Since swapping an adjacent win-loss pair does not change how much we win, and we can get from any arrangement of $m$ wins and $n-m$ losses to any other arrangement via a suitable sequence of adjacent win-loss swaps, this shows that **every** arrangement obtains the exact same result!

In particular, we might as well assume we win our first $m$ games, and lose the rest. Let’s calculate how much we win in this simple scenario.

- For the first $m$ games, we win every time, so our winnings are:

\[

\frac{2m}{n} \cdot \frac{2(m-1)}{(n-1)} \cdot \frac{2(m-2)}{(n-2)} \cdots \frac{2(1)}{(n-m+1)}

=\frac{2^m m!(n-m)!}{n!}

\] - For the remaining $n-m$ games, we are in an edge case. Our team will lose all remaining games, so we bet against them every time and double our money. This multiplies our money by $2^{n-m}$.

Therefore, our total winnings are:

\[

\frac{2^m m!(n-m)!}{n!} \cdot 2^{n-m} = \frac{2^n}{\binom{n}{m}}

\]This is the same result as the lower bound we found in the first part of the solution! Therefore, we can conclude that using the optimal betting strategy yields exactly the same outcome no matter how the wins and losses are ordered, and this amount is $2^n/\binom{n}{m}$.
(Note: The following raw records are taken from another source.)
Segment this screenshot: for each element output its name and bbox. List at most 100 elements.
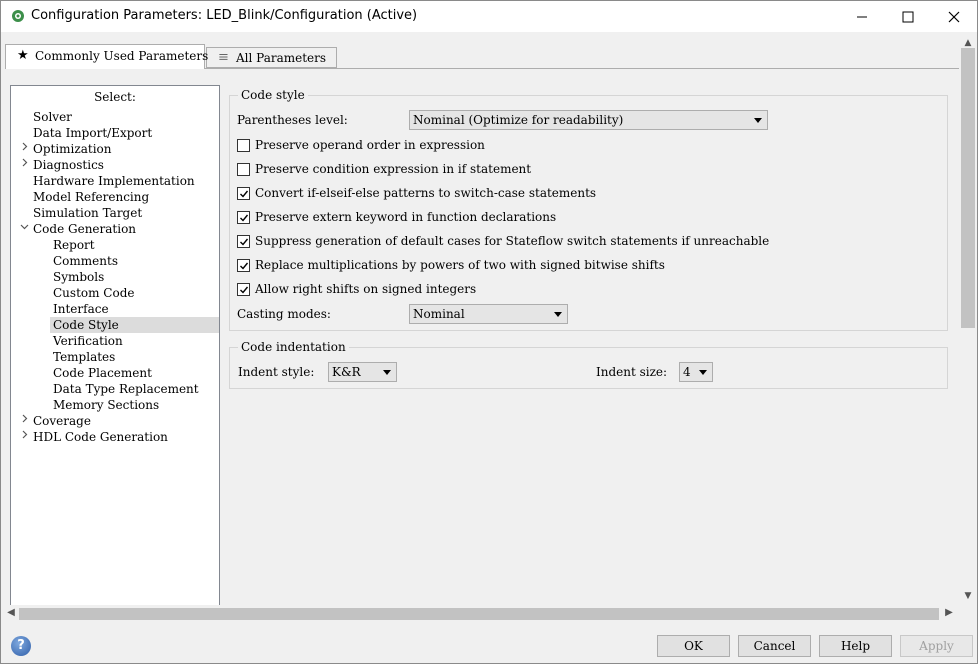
tree-header: Select: xyxy=(94,90,136,104)
checkmark-icon xyxy=(240,238,249,246)
tree-item-label: Code Generation xyxy=(33,222,137,236)
tree-item-label: Code Style xyxy=(53,318,119,332)
minimize-button[interactable] xyxy=(839,1,885,32)
parentheses-level-select[interactable]: Nominal (Optimize for readability) xyxy=(409,110,768,130)
config-parameters-window: Configuration Parameters: LED_Blink/Conf… xyxy=(0,0,978,664)
minimize-icon xyxy=(857,16,867,18)
tree-item-report[interactable]: Report xyxy=(53,237,95,253)
checkbox-label: Preserve operand order in expression xyxy=(255,138,485,152)
tree-item-hdl-code-generation[interactable]: HDL Code Generation xyxy=(22,429,168,445)
indent-style-select[interactable]: K&R xyxy=(328,362,397,382)
horizontal-scroll-thumb[interactable] xyxy=(19,608,939,620)
tree-item-interface[interactable]: Interface xyxy=(53,301,109,317)
tab-label: Commonly Used Parameters xyxy=(35,49,209,63)
tree-item-label: Interface xyxy=(53,302,109,316)
star-icon: ★ xyxy=(17,48,29,63)
checkbox[interactable] xyxy=(237,235,250,248)
tree-item-optimization[interactable]: Optimization xyxy=(22,141,112,157)
checkbox-label: Allow right shifts on signed integers xyxy=(255,282,477,296)
tree-item-code-placement[interactable]: Code Placement xyxy=(53,365,152,381)
tree-item-data-import-export[interactable]: Data Import/Export xyxy=(33,125,152,141)
apply-button[interactable]: Apply xyxy=(900,635,973,657)
tree-item-code-generation[interactable]: Code Generation xyxy=(20,221,137,237)
tree-item-label: Data Type Replacement xyxy=(53,382,199,396)
checkbox-label: Preserve extern keyword in function decl… xyxy=(255,210,557,224)
tree-item-model-referencing[interactable]: Model Referencing xyxy=(33,189,149,205)
tree-item-memory-sections[interactable]: Memory Sections xyxy=(53,397,159,413)
vertical-scroll-thumb[interactable] xyxy=(961,48,975,328)
tab-label: All Parameters xyxy=(236,51,327,65)
indent-size-label: Indent size: xyxy=(596,365,668,379)
tree-item-data-type-replacement[interactable]: Data Type Replacement xyxy=(53,381,199,397)
cancel-button[interactable]: Cancel xyxy=(738,635,811,657)
checkbox[interactable] xyxy=(237,187,250,200)
tab-all-parameters[interactable]: ≡ All Parameters xyxy=(206,47,337,68)
scroll-down-icon[interactable]: ▼ xyxy=(959,591,977,603)
tree-item-coverage[interactable]: Coverage xyxy=(22,413,91,429)
tree-item-label: Optimization xyxy=(33,142,112,156)
parentheses-level-label: Parentheses level: xyxy=(237,113,348,127)
checkmark-icon xyxy=(240,262,249,270)
scroll-left-icon[interactable]: ◀ xyxy=(5,607,17,621)
checkbox[interactable] xyxy=(237,139,250,152)
tree-item-label: Diagnostics xyxy=(33,158,104,172)
tree-item-verification[interactable]: Verification xyxy=(53,333,123,349)
simulink-app-icon xyxy=(12,10,24,22)
checkbox-label: Suppress generation of default cases for… xyxy=(255,234,770,248)
tree-item-label: Hardware Implementation xyxy=(33,174,195,188)
tree-item-comments[interactable]: Comments xyxy=(53,253,118,269)
checkbox[interactable] xyxy=(237,283,250,296)
tree-item-label: Comments xyxy=(53,254,118,268)
vertical-scrollbar[interactable]: ▲ ▼ xyxy=(959,38,977,605)
tree-item-solver[interactable]: Solver xyxy=(33,109,72,125)
close-icon xyxy=(948,11,960,23)
tree-item-label: Model Referencing xyxy=(33,190,150,204)
tree-item-label: Data Import/Export xyxy=(33,126,153,140)
code-indentation-group-title: Code indentation xyxy=(238,340,349,354)
tree-item-templates[interactable]: Templates xyxy=(53,349,115,365)
help-icon[interactable]: ? xyxy=(11,636,31,656)
chevron-down-icon[interactable] xyxy=(20,221,29,237)
list-icon: ≡ xyxy=(218,50,229,65)
checkmark-icon xyxy=(240,214,249,222)
help-button[interactable]: Help xyxy=(819,635,892,657)
chevron-right-icon[interactable] xyxy=(20,413,29,429)
close-button[interactable] xyxy=(931,1,977,32)
category-tree: Select: Solver Data Import/Export Optimiza… xyxy=(10,85,220,607)
indent-style-label: Indent style: xyxy=(238,365,315,379)
window-title: Configuration Parameters: LED_Blink/Conf… xyxy=(31,8,418,23)
indent-style-value: K&R xyxy=(332,365,361,379)
tree-item-hardware-implementation[interactable]: Hardware Implementation xyxy=(33,173,195,189)
chevron-right-icon[interactable] xyxy=(20,429,29,445)
tree-item-simulation-target[interactable]: Simulation Target xyxy=(33,205,142,221)
checkbox[interactable] xyxy=(237,259,250,272)
chevron-right-icon[interactable] xyxy=(20,157,29,173)
tree-item-symbols[interactable]: Symbols xyxy=(53,269,104,285)
maximize-button[interactable] xyxy=(885,1,931,32)
chevron-right-icon[interactable] xyxy=(20,141,29,157)
checkbox[interactable] xyxy=(237,163,250,176)
indent-size-value: 4 xyxy=(683,365,691,379)
tab-commonly-used-parameters[interactable]: ★ Commonly Used Parameters xyxy=(5,44,209,69)
tree-item-label: Simulation Target xyxy=(33,206,143,220)
scroll-right-icon[interactable]: ▶ xyxy=(943,607,955,621)
tab-bar: ★ Commonly Used Parameters ≡ All Paramet… xyxy=(1,38,961,69)
ok-button[interactable]: OK xyxy=(657,635,730,657)
checkmark-icon xyxy=(240,286,249,294)
tree-item-code-style[interactable]: Code Style xyxy=(50,317,219,333)
tree-item-label: Code Placement xyxy=(53,366,152,380)
indent-size-select[interactable]: 4 xyxy=(679,362,713,382)
horizontal-scrollbar[interactable]: ◀ ▶ xyxy=(5,605,959,623)
chevron-down-icon xyxy=(554,312,562,317)
tree-item-diagnostics[interactable]: Diagnostics xyxy=(22,157,104,173)
parentheses-level-value: Nominal (Optimize for readability) xyxy=(413,113,624,127)
tree-item-label: Verification xyxy=(53,334,123,348)
checkbox[interactable] xyxy=(237,211,250,224)
tree-item-label: Report xyxy=(53,238,95,252)
chevron-down-icon xyxy=(383,370,391,375)
maximize-icon xyxy=(902,11,914,23)
casting-modes-value: Nominal xyxy=(413,307,465,321)
casting-modes-select[interactable]: Nominal xyxy=(409,304,568,324)
tree-item-label: HDL Code Generation xyxy=(33,430,168,444)
tree-item-custom-code[interactable]: Custom Code xyxy=(53,285,135,301)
A more elegant alternative solution, due in large part to a clever observation by Vince Vatter.

[Show Solution]

The key observation is that we can think of betting strategies as *bets on outcomes* rather than bets on individual games. For example, if $n=2$, there are four possible outcomes (ignore for now the fact that we have future knowledge about the win-loss record):

\[

LL,LW,WL,WW

\]If I bet all my money on $LW$ and I’m right, then I will double my money twice. If I’m wrong, then I lose everything.
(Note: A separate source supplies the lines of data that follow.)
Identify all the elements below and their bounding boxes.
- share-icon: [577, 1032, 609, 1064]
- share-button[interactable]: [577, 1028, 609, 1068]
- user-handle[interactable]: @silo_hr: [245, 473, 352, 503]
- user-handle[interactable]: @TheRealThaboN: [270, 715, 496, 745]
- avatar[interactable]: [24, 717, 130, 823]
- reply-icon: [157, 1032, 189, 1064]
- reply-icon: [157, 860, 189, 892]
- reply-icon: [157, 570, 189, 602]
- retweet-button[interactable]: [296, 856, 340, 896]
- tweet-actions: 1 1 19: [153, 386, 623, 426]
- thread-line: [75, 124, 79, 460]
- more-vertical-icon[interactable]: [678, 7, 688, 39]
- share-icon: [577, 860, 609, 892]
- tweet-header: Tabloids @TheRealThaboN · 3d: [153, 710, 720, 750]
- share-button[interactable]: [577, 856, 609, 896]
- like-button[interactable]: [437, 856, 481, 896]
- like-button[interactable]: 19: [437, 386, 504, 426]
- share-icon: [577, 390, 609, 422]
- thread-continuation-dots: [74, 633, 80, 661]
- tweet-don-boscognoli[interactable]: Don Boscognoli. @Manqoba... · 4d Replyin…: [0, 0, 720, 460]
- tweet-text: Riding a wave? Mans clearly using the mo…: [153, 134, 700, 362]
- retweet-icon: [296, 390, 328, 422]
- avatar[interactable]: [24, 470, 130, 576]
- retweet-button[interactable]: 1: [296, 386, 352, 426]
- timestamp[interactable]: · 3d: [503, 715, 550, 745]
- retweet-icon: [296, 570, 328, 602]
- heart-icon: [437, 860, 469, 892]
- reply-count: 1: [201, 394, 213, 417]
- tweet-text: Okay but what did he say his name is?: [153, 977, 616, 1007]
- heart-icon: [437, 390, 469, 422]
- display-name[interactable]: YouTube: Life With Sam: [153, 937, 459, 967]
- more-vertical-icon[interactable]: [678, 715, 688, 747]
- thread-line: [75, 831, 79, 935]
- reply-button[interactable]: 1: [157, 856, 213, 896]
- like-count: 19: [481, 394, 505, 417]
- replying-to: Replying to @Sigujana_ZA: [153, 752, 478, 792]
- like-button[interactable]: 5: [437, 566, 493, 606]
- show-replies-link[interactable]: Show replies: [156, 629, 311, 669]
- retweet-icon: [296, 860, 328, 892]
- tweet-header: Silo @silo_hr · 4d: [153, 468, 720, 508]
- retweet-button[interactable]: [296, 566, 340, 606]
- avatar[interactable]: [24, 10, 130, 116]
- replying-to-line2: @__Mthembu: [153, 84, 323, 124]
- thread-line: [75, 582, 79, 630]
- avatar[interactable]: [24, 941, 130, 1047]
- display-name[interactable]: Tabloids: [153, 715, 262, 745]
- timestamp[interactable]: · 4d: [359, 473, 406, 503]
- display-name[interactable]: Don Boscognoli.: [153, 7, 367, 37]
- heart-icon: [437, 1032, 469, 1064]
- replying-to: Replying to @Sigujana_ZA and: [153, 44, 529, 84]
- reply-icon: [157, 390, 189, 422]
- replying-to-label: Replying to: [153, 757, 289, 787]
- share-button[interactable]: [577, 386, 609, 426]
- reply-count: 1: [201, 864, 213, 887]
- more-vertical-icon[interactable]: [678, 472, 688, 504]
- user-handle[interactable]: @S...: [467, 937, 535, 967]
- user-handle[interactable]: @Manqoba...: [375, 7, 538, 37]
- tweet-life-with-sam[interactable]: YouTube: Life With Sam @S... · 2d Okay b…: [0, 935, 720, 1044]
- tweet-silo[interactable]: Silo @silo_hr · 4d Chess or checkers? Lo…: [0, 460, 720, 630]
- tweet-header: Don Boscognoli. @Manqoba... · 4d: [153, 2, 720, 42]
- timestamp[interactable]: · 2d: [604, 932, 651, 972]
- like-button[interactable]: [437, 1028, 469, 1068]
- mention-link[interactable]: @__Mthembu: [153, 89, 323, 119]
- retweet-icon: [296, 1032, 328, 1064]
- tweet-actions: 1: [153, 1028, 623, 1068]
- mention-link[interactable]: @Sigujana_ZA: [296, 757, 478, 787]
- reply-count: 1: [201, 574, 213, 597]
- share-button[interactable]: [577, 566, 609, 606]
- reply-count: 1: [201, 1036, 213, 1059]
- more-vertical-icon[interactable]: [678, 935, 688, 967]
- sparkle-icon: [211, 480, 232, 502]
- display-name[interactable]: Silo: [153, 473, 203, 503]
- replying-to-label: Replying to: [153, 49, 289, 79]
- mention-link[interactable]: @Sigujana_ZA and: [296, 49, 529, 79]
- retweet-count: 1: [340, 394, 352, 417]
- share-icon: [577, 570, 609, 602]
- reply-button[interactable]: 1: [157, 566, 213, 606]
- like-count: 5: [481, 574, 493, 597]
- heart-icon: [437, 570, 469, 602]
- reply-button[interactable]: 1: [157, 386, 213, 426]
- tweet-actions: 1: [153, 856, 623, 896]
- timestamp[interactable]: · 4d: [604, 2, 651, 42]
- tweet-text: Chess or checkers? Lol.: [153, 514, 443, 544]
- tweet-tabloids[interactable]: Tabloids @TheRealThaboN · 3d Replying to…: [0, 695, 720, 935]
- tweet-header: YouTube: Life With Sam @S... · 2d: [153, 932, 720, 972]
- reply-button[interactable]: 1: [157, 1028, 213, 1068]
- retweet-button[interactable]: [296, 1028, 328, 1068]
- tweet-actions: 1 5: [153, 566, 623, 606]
In general, if there are $n$ games, there will be $2^n$ possible outcomes. I don’t have to bet everything on one outcome; I can distribute my $x$ dollars however I like. But only one of these outcomes will come true. The money I bet on that outcome will get multiplied by $2^n$ and all my other bets will be lost.
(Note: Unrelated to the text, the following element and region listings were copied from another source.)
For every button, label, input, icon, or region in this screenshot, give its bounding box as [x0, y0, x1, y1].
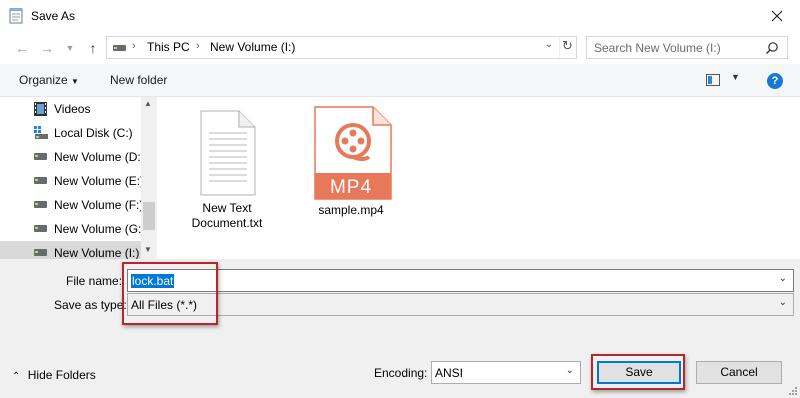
drive-icon [34, 201, 47, 208]
chevron-right-icon[interactable]: › [132, 40, 136, 52]
chevron-right-icon[interactable]: › [196, 40, 200, 52]
highlight-box-filename [122, 262, 218, 325]
close-icon [771, 10, 783, 22]
sidebar-item-videos[interactable]: Videos [0, 97, 141, 121]
sidebar-item-new-volume-f[interactable]: New Volume (F:) [0, 193, 144, 217]
highlight-box-save [591, 354, 685, 390]
drive-icon [34, 225, 47, 232]
arrow-left-icon: ← [15, 40, 29, 56]
view-options-icon[interactable] [706, 74, 720, 86]
arrow-up-icon: ↑ [89, 40, 97, 56]
chevron-down-icon[interactable]: ▼ [731, 72, 740, 82]
save-as-type-select[interactable]: All Files (*.*) ⌄ [127, 293, 794, 316]
sidebar-item-label: Videos [54, 102, 91, 116]
breadcrumb-new-volume[interactable]: New Volume (I:) [210, 40, 295, 54]
sidebar-item-label: New Volume (F:) [54, 198, 144, 212]
file-list: New Text Document.txt MP4 sample.mp4 [157, 97, 800, 259]
forward-button[interactable]: → [37, 38, 57, 58]
chevron-down-icon: ▼ [65, 43, 75, 53]
command-bar: Organize ▼ New folder ▼ ? [0, 64, 800, 97]
scrollbar-thumb[interactable] [143, 202, 155, 230]
address-dropdown-icon[interactable]: ⌄ [541, 39, 557, 56]
chevron-up-icon: ⌃ [12, 371, 21, 382]
sidebar-item-label: New Volume (G: [54, 222, 142, 236]
address-bar[interactable]: › This PC › New Volume (I:) ⌄ ↻ [106, 36, 577, 59]
drive-icon [34, 249, 47, 256]
sidebar-item-local-disk-c[interactable]: Local Disk (C:) [0, 121, 141, 145]
chevron-down-icon[interactable]: ⌄ [779, 273, 787, 284]
chevron-down-icon[interactable]: ⌄ [779, 297, 787, 308]
sidebar-item-new-volume-g[interactable]: New Volume (G: [0, 217, 141, 241]
refresh-icon[interactable]: ↻ [559, 38, 575, 57]
hide-folders-label: Hide Folders [27, 368, 96, 382]
mp4-badge: MP4 [329, 177, 373, 198]
chevron-down-icon[interactable]: ⌄ [566, 365, 574, 376]
navigation-pane: Videos Local Disk (C:) New Volume (D: Ne… [0, 97, 157, 259]
drive-icon [113, 45, 126, 51]
hide-folders-button[interactable]: ⌃ Hide Folders [12, 368, 96, 382]
file-name-label: File name: [66, 274, 123, 288]
file-name-line1: sample.mp4 [318, 203, 384, 217]
sidebar-item-new-volume-d[interactable]: New Volume (D: [0, 145, 141, 169]
new-folder-button[interactable]: New folder [110, 73, 167, 87]
encoding-label: Encoding: [374, 366, 428, 380]
sidebar-item-label: New Volume (I:) [54, 246, 140, 259]
search-input[interactable]: Search New Volume (I:) [594, 41, 721, 55]
notepad-icon [9, 8, 23, 24]
breadcrumb-this-pc[interactable]: This PC [147, 40, 190, 54]
windows-drive-icon [34, 126, 48, 139]
video-icon [34, 102, 47, 116]
organize-label: Organize [19, 73, 68, 87]
up-button[interactable]: ↑ [83, 38, 103, 58]
window-title: Save As [31, 9, 76, 23]
file-name-input[interactable]: lock.bat ⌄ [127, 269, 794, 292]
file-item-mp4[interactable]: MP4 sample.mp4 [303, 105, 399, 218]
scroll-down-icon[interactable]: ▼ [144, 245, 152, 254]
encoding-value: ANSI [435, 366, 464, 380]
search-icon [766, 42, 778, 54]
recent-locations-button[interactable]: ▼ [60, 38, 80, 58]
cancel-button[interactable]: Cancel [696, 361, 782, 384]
help-button[interactable]: ? [767, 73, 783, 89]
title-bar: Save As [0, 0, 800, 32]
file-name-line1: New Text [202, 201, 252, 215]
sidebar-item-new-volume-i[interactable]: New Volume (I:) [0, 241, 141, 259]
sidebar-item-label: New Volume (E:) [54, 174, 145, 188]
arrow-right-icon: → [40, 40, 54, 56]
search-box[interactable]: Search New Volume (I:) [586, 36, 788, 59]
close-button[interactable] [754, 0, 800, 32]
encoding-select[interactable]: ANSI ⌄ [431, 361, 581, 384]
resize-grip-icon[interactable] [787, 385, 797, 395]
chevron-down-icon: ▼ [71, 77, 79, 86]
file-item-text-document[interactable]: New Text Document.txt [181, 109, 273, 231]
save-as-type-label: Save as type: [54, 298, 127, 312]
organize-menu[interactable]: Organize ▼ [19, 73, 79, 87]
sidebar-item-label: Local Disk (C:) [54, 126, 133, 140]
drive-icon [34, 177, 47, 184]
sidebar-item-label: New Volume (D: [54, 150, 141, 164]
text-document-icon [200, 110, 256, 196]
sidebar-item-new-volume-e[interactable]: New Volume (E:) [0, 169, 145, 193]
scroll-up-icon[interactable]: ▲ [144, 99, 152, 108]
navigation-scrollbar[interactable]: ▲ ▼ [141, 97, 157, 259]
file-name-line2: Document.txt [191, 216, 263, 230]
back-button[interactable]: ← [12, 38, 32, 58]
drive-icon [34, 153, 47, 160]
In the worst case, the outcome with the smallest bet will come true. So if we want a strategy that maximizes the worst-case losses, I should bet an equal amount on each possible outcome.

Now we can use our advance knowledge that our team will win exactly $m$ of the $n$ games. Therefore, only $\binom{n}{m}$ of the $2^n$ outcomes are possible. So the optimal strategy is to distribute our bets equally among all $\binom{n}{m}$ possible outcomes. With this strategy, no matter which outcome comes true, we will always multiply our initial dollar amount by exactly $2^n/\binom{n}{m}$.

I skipped some details here; I didn’t explain why every strategy can be decomposed as a combination of pure strategies, but this post is already quite long so I won’t write out the details. As a partial explanation, the result uses the fact that the earnings are a linear function of the bets. For example, if $n=1$, our strategy consists of the single bet $k$, and the outcome is:

\[

(k) : \begin{cases}

(1+k)x & \text{if W} \\

(1-k)x & \text{if L}

\end{cases}

\]There are also two pure strategies:

\[

(1) : \begin{cases}

0 & \text{if W} \\

2x & \text{if L}

\end{cases}

\qquad\text{and}\qquad

(-1): \begin{cases}

2x & \text{if W} \\

0 & \text{if L}

\end{cases}

\]We can decompose $k$ as a combination of $+1$ and $-1$, which yields:

\[

(k) = \left(\frac{1-k}{2}\right)(1) + \left(\frac{1-k}{2}\right)(-1)

\]In other words, using the bet $k$ is the same as betting $\left(\frac{1-k}{2}\right)x$ of our money on a loss and betting the remaining $\left(\frac{1+k}{2}\right)x$ on a win. Exactly one of those two outcomes will come true, so the amount we bet correctly gets doubled and the amount we bet incorrectly is lost.